Coordination-Free Consistent Transactions Using In-Network Concurrency Control [pdf] - gbrown_
https://homes.cs.washington.edu/~lijl/papers/eris-sosp17.pdf
======
gbrown_
Had to drop Eris from the title due to exceeding the title field length limit.

Code can be found on GitHub
[https://github.com/UWSysLab/Eris](https://github.com/UWSysLab/Eris)

------
nickpsecurity
Great submission. This claim, though...

"Traditionally, achieving all of these goals has required an expensive
combination of atomic commitment and replication protocols – introducing
extensive coordination overhead. Our system, Eris, takes a different approach.
It moves a core piece of concurrency control functionality, which we term
multi-sequencing, into the datacenter network itself. This network primitive
takes on the responsibility for consistently ordering transactions, and a new
lightweight transaction protocol ensures atomicity."

...reminds me of NASA's ROBUS and SPIDER:

[https://shemesh.larc.nasa.gov/fm/spider/](https://shemesh.larc.nasa.gov/fm/spider/)

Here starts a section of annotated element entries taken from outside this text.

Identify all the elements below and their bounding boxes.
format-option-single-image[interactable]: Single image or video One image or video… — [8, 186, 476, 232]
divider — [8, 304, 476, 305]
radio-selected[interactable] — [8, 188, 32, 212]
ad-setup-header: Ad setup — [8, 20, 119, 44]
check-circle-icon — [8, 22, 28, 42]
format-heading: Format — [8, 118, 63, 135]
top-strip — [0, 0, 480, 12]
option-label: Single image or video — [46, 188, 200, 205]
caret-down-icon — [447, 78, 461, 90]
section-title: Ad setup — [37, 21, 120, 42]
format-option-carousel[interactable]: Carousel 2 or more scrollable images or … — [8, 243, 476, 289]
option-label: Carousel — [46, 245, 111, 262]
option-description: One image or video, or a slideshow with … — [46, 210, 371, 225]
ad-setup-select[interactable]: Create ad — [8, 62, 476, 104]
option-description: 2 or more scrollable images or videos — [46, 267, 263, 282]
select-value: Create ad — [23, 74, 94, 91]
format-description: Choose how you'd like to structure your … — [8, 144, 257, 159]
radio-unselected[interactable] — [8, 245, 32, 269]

So, moving integrity and availability mechanisms to hardware in the middle is
a proven method. They even did a proof of it. Good to see that kind of
thinking is being applied to networking hardware. A tech like this might have
most impact at companies like Google that own some of the lines they use.
Might even be a value-added service for Tier 1's if we're lucky.